Brenics ~ Just to point out I do believe Chris Roberts is going down as the man who cheated backers and took down crowdfunding for gaming.
EQ1 is my favorite style of MMO, so I really didn't think I would enjoy this new combat style MMO. Surprisingly, I'm having a lot of fun! (4 hours in)
FYI, this is not a bad launch when the ONLY complaint by everyone has nothing to do with the actual game, but that they can't stand waiting in line. Like everything, it has a limited capacity.
Every other MMORPG I've played at launch has had significant downtime the first week and glaring in-game bugs. Other MMO's wouldn't even have had adequate server caps in place, resulting in a poor in-game experience.
To me, New World is an example of a great launch. In-game, my 5 year old desktop runs it very smoothly and I haven't encountered any noticeable bugs. No crashes either. I couldn't play last night because of server queues, but no biggie.

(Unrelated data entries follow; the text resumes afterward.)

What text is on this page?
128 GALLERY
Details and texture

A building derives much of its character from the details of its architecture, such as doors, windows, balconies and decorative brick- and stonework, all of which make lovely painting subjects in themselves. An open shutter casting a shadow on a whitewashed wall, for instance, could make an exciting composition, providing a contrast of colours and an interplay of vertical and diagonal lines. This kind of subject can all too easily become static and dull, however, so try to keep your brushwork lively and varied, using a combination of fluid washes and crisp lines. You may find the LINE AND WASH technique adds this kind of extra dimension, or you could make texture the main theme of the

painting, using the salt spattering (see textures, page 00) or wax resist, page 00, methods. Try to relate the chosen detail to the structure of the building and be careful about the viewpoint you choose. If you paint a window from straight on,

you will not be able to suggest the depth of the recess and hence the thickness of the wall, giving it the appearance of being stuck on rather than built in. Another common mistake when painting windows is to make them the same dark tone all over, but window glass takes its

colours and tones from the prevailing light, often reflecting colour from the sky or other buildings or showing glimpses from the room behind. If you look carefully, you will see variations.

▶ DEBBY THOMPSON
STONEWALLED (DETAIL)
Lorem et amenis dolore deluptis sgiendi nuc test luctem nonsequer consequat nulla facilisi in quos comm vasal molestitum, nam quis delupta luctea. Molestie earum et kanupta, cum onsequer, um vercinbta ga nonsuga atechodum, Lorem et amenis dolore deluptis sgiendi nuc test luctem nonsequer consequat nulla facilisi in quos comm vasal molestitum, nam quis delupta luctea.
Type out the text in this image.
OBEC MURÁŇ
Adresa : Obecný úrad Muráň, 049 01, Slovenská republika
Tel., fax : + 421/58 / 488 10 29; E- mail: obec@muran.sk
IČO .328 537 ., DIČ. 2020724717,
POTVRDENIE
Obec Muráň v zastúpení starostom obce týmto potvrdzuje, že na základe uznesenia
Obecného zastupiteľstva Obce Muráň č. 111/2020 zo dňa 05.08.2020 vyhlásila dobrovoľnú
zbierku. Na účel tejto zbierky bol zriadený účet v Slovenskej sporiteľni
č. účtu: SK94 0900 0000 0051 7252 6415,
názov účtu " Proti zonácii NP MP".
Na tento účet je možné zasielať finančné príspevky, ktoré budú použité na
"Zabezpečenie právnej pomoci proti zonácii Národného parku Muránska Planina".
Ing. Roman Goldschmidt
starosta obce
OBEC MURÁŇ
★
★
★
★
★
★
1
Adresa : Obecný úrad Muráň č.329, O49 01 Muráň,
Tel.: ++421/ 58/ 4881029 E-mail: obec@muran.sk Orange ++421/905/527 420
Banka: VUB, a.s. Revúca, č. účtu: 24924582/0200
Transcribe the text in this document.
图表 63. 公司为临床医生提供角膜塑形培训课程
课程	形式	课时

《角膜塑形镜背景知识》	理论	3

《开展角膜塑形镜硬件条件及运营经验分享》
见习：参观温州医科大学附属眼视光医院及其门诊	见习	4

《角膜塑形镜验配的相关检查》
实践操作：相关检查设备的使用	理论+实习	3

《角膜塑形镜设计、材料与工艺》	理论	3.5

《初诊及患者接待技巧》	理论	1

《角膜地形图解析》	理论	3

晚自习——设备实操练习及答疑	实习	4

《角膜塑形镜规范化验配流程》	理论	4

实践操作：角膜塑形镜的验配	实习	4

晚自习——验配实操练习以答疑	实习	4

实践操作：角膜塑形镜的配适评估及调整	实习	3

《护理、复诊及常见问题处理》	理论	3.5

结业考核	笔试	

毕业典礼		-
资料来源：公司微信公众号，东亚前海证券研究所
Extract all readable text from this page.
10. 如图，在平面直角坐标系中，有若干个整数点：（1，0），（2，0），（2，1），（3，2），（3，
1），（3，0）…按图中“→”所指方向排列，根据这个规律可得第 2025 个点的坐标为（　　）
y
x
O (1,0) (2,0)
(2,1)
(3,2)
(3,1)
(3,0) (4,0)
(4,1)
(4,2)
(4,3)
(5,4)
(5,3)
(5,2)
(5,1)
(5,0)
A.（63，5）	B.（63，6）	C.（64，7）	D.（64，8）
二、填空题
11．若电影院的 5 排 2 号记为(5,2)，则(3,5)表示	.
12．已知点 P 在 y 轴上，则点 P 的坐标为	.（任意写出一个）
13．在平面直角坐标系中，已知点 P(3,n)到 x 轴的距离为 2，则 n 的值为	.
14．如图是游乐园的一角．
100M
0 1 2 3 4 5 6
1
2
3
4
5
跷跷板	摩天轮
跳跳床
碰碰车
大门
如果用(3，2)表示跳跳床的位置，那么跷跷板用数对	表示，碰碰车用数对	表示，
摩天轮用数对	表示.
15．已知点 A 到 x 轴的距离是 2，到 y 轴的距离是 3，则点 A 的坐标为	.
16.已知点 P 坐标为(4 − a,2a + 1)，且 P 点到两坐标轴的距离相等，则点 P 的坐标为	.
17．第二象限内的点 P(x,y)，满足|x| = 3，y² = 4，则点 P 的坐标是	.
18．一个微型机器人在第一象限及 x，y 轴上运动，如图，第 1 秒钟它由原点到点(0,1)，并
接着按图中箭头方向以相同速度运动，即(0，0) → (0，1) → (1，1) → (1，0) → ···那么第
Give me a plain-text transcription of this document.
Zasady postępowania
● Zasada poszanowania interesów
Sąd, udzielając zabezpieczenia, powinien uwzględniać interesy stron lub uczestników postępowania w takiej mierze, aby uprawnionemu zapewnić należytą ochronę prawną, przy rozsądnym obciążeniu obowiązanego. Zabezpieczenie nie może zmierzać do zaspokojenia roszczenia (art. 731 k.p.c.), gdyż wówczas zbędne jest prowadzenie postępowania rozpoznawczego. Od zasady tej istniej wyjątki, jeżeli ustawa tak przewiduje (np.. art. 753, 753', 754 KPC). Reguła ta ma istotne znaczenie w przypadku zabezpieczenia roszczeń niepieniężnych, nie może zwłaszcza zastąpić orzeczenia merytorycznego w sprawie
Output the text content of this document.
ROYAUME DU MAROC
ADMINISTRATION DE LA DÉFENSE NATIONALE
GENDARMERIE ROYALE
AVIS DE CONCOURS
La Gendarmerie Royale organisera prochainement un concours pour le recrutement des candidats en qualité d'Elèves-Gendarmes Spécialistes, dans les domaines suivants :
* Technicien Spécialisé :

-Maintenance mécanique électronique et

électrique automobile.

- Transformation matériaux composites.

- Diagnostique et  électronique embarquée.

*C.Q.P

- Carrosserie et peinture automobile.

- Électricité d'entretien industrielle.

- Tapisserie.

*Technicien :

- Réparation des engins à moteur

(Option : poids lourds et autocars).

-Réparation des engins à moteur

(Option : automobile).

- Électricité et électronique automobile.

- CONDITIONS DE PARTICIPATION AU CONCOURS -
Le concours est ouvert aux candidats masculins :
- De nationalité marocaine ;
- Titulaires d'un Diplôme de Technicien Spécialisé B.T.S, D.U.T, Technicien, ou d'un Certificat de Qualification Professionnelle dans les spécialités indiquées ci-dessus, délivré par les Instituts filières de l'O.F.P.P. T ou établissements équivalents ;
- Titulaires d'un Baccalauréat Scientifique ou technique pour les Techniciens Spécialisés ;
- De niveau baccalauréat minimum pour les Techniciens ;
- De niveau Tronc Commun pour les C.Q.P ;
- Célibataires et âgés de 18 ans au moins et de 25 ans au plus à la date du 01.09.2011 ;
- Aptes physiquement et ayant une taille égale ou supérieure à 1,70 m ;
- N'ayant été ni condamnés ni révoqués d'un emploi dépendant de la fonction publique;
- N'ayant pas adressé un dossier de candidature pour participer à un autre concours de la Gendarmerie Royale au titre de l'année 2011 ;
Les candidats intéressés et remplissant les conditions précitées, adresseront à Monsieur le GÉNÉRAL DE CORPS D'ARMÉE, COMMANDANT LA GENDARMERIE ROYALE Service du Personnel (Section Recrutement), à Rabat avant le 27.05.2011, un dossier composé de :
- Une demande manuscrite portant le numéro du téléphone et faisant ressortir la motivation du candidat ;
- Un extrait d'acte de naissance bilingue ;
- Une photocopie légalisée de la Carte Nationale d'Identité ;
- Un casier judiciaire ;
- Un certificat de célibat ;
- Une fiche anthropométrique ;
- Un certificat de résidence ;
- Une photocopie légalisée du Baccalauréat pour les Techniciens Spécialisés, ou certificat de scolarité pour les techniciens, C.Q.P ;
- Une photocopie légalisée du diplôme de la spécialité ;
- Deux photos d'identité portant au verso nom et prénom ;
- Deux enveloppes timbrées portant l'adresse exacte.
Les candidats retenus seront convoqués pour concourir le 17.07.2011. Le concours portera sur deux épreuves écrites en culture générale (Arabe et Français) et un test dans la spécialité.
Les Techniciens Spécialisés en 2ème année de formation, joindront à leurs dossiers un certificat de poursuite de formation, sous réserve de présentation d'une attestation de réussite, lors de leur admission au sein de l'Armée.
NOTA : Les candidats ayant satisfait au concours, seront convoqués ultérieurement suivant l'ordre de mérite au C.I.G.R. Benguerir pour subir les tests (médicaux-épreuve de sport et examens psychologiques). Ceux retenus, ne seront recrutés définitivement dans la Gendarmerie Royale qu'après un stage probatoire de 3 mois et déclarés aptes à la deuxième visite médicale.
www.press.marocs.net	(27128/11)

I've lost track of how many years I've been waiting for a new MMO to play, what's a few more days waiting for them to increase server capacity.
Looking at https://newworldstatus.com/ the lowest queue on EU servers is one and half hour for like 1 or 2 servers. Rest already have 3+ hour queues and rising.
And it's not even prime time yet in Europe.
Seems Amazon really doesn't give a damn about EU as usual, haven't added a single extra server since launch.
225k EU players on servers, from which 199k are sitting in a queue LOL!